親兄弟やわが子や配偶者や親友を失った人々の苦しみや悲しみが想像を絶するものであるのはいうまでもあるまいが、
被災者にとっては不幸のどん底にあって国や自治体から見捨てられた気持ちになるのもまた辛いことであるに違いない。

そういう時、「日本国の象徴であり日本国民統合の象徴」である天皇陛下と皇后陛下、それに皇族方の慰問は、
国は被災地と被災者を見捨てない、という気持ちの表れとして、大きな慰めと励ましの力になる。
国の悲しみを国民と共に悲しむ。

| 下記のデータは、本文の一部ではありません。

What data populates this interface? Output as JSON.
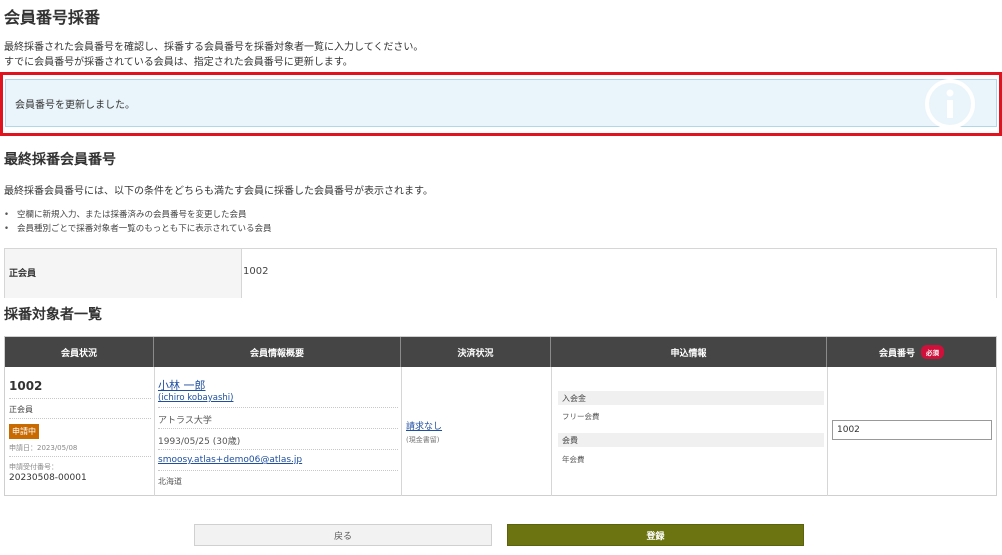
{
  "page": {
    "title": "会員番号採番",
    "description_line1": "最終採番された会員番号を確認し、採番する会員番号を採番対象者一覧に入力してください。",
    "description_line2": "すでに会員番号が採番されている会員は、指定された会員番号に更新します。"
  },
  "alert": {
    "message": "会員番号を更新しました。",
    "icon": "info-icon"
  },
  "last_number": {
    "section_title": "最終採番会員番号",
    "note": "最終採番会員番号には、以下の条件をどちらも満たす会員に採番した会員番号が表示されます。",
    "conditions": [
      "空欄に新規入力、または採番済みの会員番号を変更した会員",
      "会員種別ごとで採番対象者一覧のもっとも下に表示されている会員"
    ],
    "row_label": "正会員",
    "row_value": "1002"
  },
  "targets": {
    "section_title": "採番対象者一覧",
    "headers": {
      "status": "会員状況",
      "overview": "会員情報概要",
      "payment": "決済状況",
      "application": "申込情報",
      "member_no": "会員番号",
      "required_badge": "必須"
    },
    "rows": [
      {
        "member_no": "1002",
        "member_type": "正会員",
        "status": "申請中",
        "apply_date": "申請日：2023/05/08",
        "receipt_label": "申請受付番号：",
        "receipt_no": "20230508-00001",
        "name": "小林 一郎",
        "name_kana": "(ichiro kobayashi)",
        "organization": "アトラス大学",
        "birth": "1993/05/25 (30歳)",
        "email": "smoosy.atlas+demo06@atlas.jp",
        "prefecture": "北海道",
        "payment_status": "請求なし",
        "payment_sub": "(現金書留)",
        "app_head1": "入会金",
        "app_val1": "フリー会費",
        "app_head2": "会費",
        "app_val2": "年会費",
        "input_value": "1002"
      }
    ]
  },
  "buttons": {
    "back": "戻る",
    "submit": "登録"
  },
  "colors": {
    "header_bg": "#454545",
    "alert_bg": "#eaf5fb",
    "alert_frame": "#e0141e",
    "status_badge": "#c86a00",
    "required_badge": "#d0103a",
    "submit_bg": "#6b7411",
    "link": "#1f4fa0"
  }
}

その皇室の姿勢を象徴的に示すものとして感銘を受けたのは、
4月27日に宮城県南三陸町を慰問された天皇、皇后両陛下が、瓦礫にの山に向って黙禱を捧げられた場面であった。
この瓦礫の山は、東日本大震災の厖大な犠牲者と被災者のありとあらゆる苦しみと悲しみの象徴である。
そこに籠められた無数の物語に対する想像力を、われわれは長く忘れないようにしたい…。
切実にそうおもわされた両陛下の黙禱であった。
このあと両陛下は、南三陸町の歌津中学校体育館へ行かれ、いつもの避難所慰問の例に洩れず、
床に両膝をつけて被災者の一人一人に声をかけられた後、手を振って退出される際に、
被災者から起った「有難うございました」という声が最後には拍手に変った。
両陛下の慰問が被災者に希望を齎したことの証明であろう。
これがなければ被災者の苦しみと悲しみと辛さは、更に深まっていたかもしれない。
戦後のわが国が最も活力に満ちていた昭和の後半に皇太子、皇太子妃として、
さまざまな面で次第に厳しい状況に置かれた平成の時代には天皇、皇后として、
両陛下が存在されたのはわが国にとって幸運なことであったとおもう。
そして、いささか唐突の感を与えるかもしれないが、お二人が結ばれるまでの経緯を考えれば、
数々の猛反対にも屈せず、民間からの出身である美智子さまを皇太子妃の第一候補として貫き通した
小泉信三の功績の重要さを、改めて痛感せずにはいられないのである。